In her opening remarks as Chair of the Aviation Subcommittee, Duckworth said: “We must crack down on carriers that have gotten away with predatory practices that treat customers like suckers and view passengers with disabilities as disposable. […] In recent years, [the aviation industry] has suffered from complacency and a desperate drive for profits that has placed the needs of Wall Street above all else.”
Additionally, Duckworth criticized the airline’s lack of accessibility for people with disabilities and secured commitment from Airlines for America that it will support her effort to require the Department of Transportation to audit air carrier website accessibility.
When questioning Watterson, Duckworth said: “The thing I find so shocking is that while all these delays and cancellations were happening, and passengers were calling Southwest for help, it took hours to reach a live person—if they could reach a live person at all. For someone with a disability, such as a visual impairment, the inability to reach someone by phone at Southwest is especially frustrating. And not all websites and mobile apps are easily accessible for persons with disabilities, despite existing guidelines and industry best practices.”
As a pilot, Senator Duckworth is well-qualified to serve as Chair of the Subcommittee on Aviation Safety, Operations and Innovation, especially as Congress is set to begin crafting a Federal Aviation Administration (FAA) Reauthorization bill this year. Duckworth’s priorities for the legislation are to strengthen safety, bolster the aviation workforce, hold FAA accountable for finally modernizing air traffic control technology and restore trust and confidence in the civil aviation system.

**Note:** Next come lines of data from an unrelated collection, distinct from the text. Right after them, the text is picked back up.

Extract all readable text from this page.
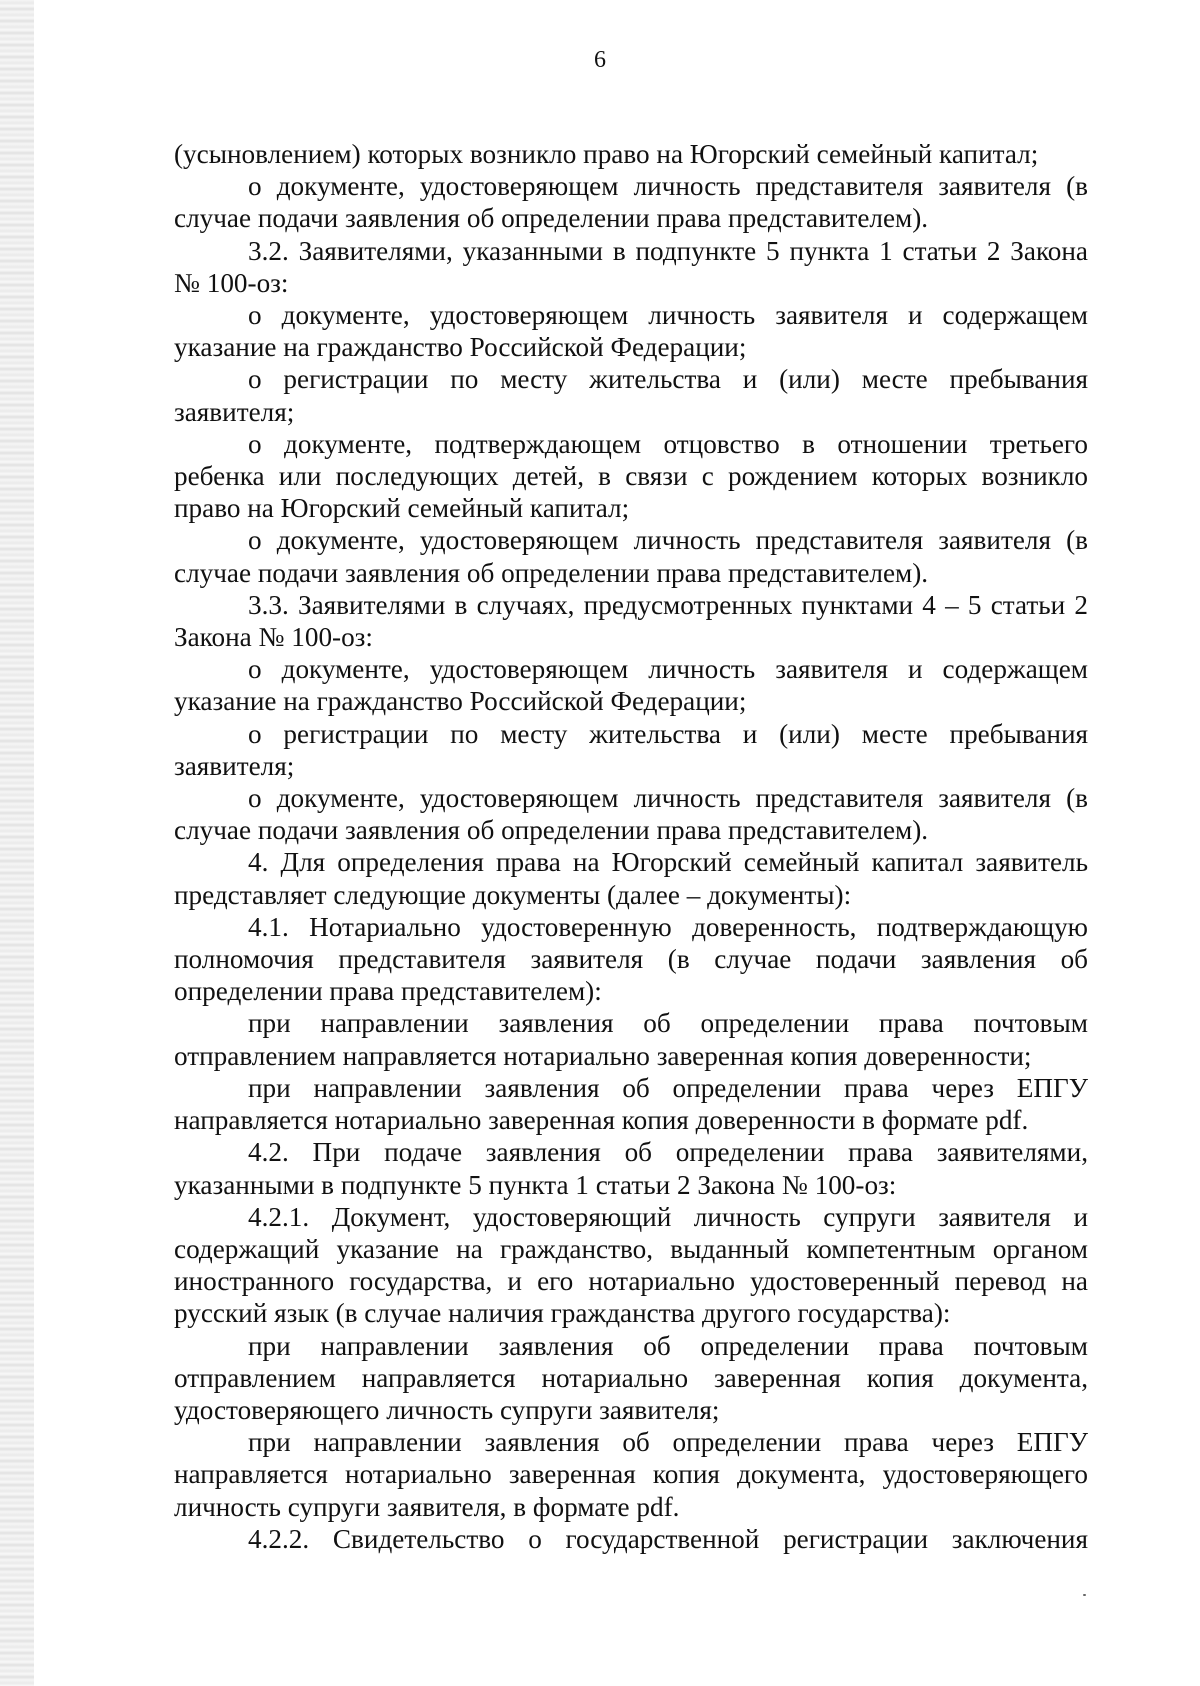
6

(усыновлением) которых возникло право на Югорский семейный капитал;

о документе, удостоверяющем личность представителя заявителя (в случае подачи заявления об определении права представителем).

3.2. Заявителями, указанными в подпункте 5 пункта 1 статьи 2 Закона № 100-оз:

о документе, удостоверяющем личность заявителя и содержащем указание на гражданство Российской Федерации;

о регистрации по месту жительства и (или) месте пребывания заявителя;

о документе, подтверждающем отцовство в отношении третьего ребенка или последующих детей, в связи с рождением которых возникло право на Югорский семейный капитал;

о документе, удостоверяющем личность представителя заявителя (в случае подачи заявления об определении права представителем).

3.3. Заявителями в случаях, предусмотренных пунктами 4 – 5 статьи 2 Закона № 100-оз:

о документе, удостоверяющем личность заявителя и содержащем указание на гражданство Российской Федерации;

о регистрации по месту жительства и (или) месте пребывания заявителя;

о документе, удостоверяющем личность представителя заявителя (в случае подачи заявления об определении права представителем).

4. Для определения права на Югорский семейный капитал заявитель представляет следующие документы (далее – документы):

4.1. Нотариально удостоверенную доверенность, подтверждающую полномочия представителя заявителя (в случае подачи заявления об определении права представителем):

при направлении заявления об определении права почтовым отправлением направляется нотариально заверенная копия доверенности;

при направлении заявления об определении права через ЕПГУ направляется нотариально заверенная копия доверенности в формате pdf.

4.2. При подаче заявления об определении права заявителями, указанными в подпункте 5 пункта 1 статьи 2 Закона № 100-оз:

4.2.1. Документ, удостоверяющий личность супруги заявителя и содержащий указание на гражданство, выданный компетентным органом иностранного государства, и его нотариально удостоверенный перевод на русский язык (в случае наличия гражданства другого государства):

при направлении заявления об определении права почтовым отправлением направляется нотариально заверенная копия документа, удостоверяющего личность супруги заявителя;

при направлении заявления об определении права через ЕПГУ направляется нотариально заверенная копия документа, удостоверяющего личность супруги заявителя, в формате pdf.

4.2.2. Свидетельство о государственной регистрации заключения
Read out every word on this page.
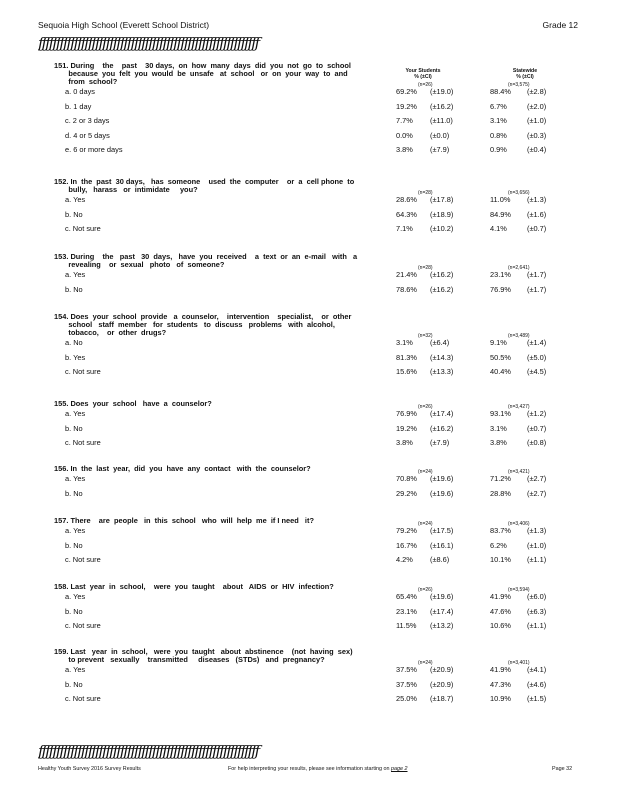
Sequoia High School (Everett School District)	Grade 12
ƒƒƒƒƒƒƒƒƒƒƒƒƒƒƒƒƒƒƒƒƒƒƒƒƒƒƒƒƒƒƒƒƒƒƒƒƒƒƒƒƒƒƒƒƒƒƒƒƒƒƒƒƒƒƒƒƒƒƒƒƒƒ
Your Students
% (±CI)
Statewide
% (±CI)
151. During    the    past    30 days,  on  how  many  days  did  you  not  go  to  school
because  you  felt  you  would  be  unsafe   at  school   or  on  your  way  to  and
from  school?	(n=26)	(n=3,575)
a. 0 days	69.2% (±19.0)	88.4% (±2.8)
b. 1 day	19.2% (±16.2)	6.7%	(±2.0)
c. 2 or 3 days	7.7% (±11.0)	3.1%	(±1.0)
d. 4 or 5 days	0.0% (±0.0)	0.8%	(±0.3)
e. 6 or more days	3.8% (±7.9)	0.9%	(±0.4)
152. In  the  past  30 days,   has  someone    used  the  computer    or  a  cell phone  to
bully,   harass   or  intimidate     you?	(n=28)	(n=3,656)
a. Yes	28.6% (±17.8)	11.0% (±1.3)
b. No	64.3% (±18.9)	84.9% (±1.6)
c. Not sure	7.1% (±10.2)	4.1%	(±0.7)
153. During    the   past   30  days,   have  you  received    a  text  or  an  e-mail   with   a
revealing    or  sexual   photo   of  someone?	(n=28)	(n=2,641)
a. Yes	21.4% (±16.2)	23.1% (±1.7)
b. No	78.6% (±16.2)	76.9% (±1.7)
154. Does  your  school  provide   a  counselor,    intervention    specialist,    or  other
school   staff  member   for  students   to  discuss   problems   with  alcohol,
tobacco,    or  other  drugs?	(n=32)	(n=3,489)
a. No	3.1% (±6.4)	9.1%	(±1.4)
b. Yes	81.3% (±14.3)	50.5% (±5.0)
c. Not sure	15.6% (±13.3)	40.4% (±4.5)
155. Does  your  school   have  a  counselor?	(n=26)	(n=3,427)
a. Yes	76.9% (±17.4)	93.1% (±1.2)
b. No	19.2% (±16.2)	3.1%	(±0.7)
c. Not sure	3.8% (±7.9)	3.8%	(±0.8)
156. In  the  last  year,  did  you  have  any  contact   with  the  counselor?	(n=24)	(n=3,421)
a. Yes	70.8% (±19.6)	71.2% (±2.7)
b. No	29.2% (±19.6)	28.8% (±2.7)
157. There    are  people   in  this  school   who  will  help  me  if I need   it?	(n=24)	(n=3,406)
a. Yes	79.2% (±17.5)	83.7% (±1.3)
b. No	16.7% (±16.1)	6.2%	(±1.0)
c. Not sure	4.2% (±8.6)	10.1% (±1.1)
158. Last  year  in  school,    were  you  taught    about   AIDS  or  HIV  infection?	(n=26)	(n=3,594)
a. Yes	65.4% (±19.6)	41.9% (±6.0)
b. No	23.1% (±17.4)	47.6% (±6.3)
c. Not sure	11.5% (±13.2)	10.6% (±1.1)
159. Last   year  in  school,   were  you  taught   about  abstinence    (not  having  sex)
to prevent   sexually    transmitted     diseases   (STDs)   and  pregnancy?	(n=24)	(n=3,401)
a. Yes	37.5% (±20.9)	41.9% (±4.1)
b. No	37.5% (±20.9)	47.3% (±4.6)
c. Not sure	25.0% (±18.7)	10.9% (±1.5)
ƒƒƒƒƒƒƒƒƒƒƒƒƒƒƒƒƒƒƒƒƒƒƒƒƒƒƒƒƒƒƒƒƒƒƒƒƒƒƒƒƒƒƒƒƒƒƒƒƒƒƒƒƒƒƒƒƒƒƒƒƒƒ
Healthy Youth Survey 2016 Survey Results	For help interpreting your results, please see information starting on page 2	Page 32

At the end of last year, Duckworth introduced the Emergency Vacating of Aircraft Cabin (EVAC) Act to ensure the FAA does more to prioritize passenger safety by appropriately considering seat size, carry-on baggage, people with disabilities, seniors and children in its emergency evacuation standards. She also led the introduction of the bipartisan Aviation Workforce Development Enhancement Act to help meet future needs in our aviation workforce in the wake of the COVID-19 pandemic. To help break down the significant barriers that Americans with disabilities continue to face when accessing website and software applications, Duckworth introduced the Websites and Software Applications Accessibility Act to build on the promise of the Americans with Disabilities Act (ADA) by requiring that entities currently covered by the ADA, as well as commercial providers, maintain websites and software applications that are accessible for Americans with disabilities.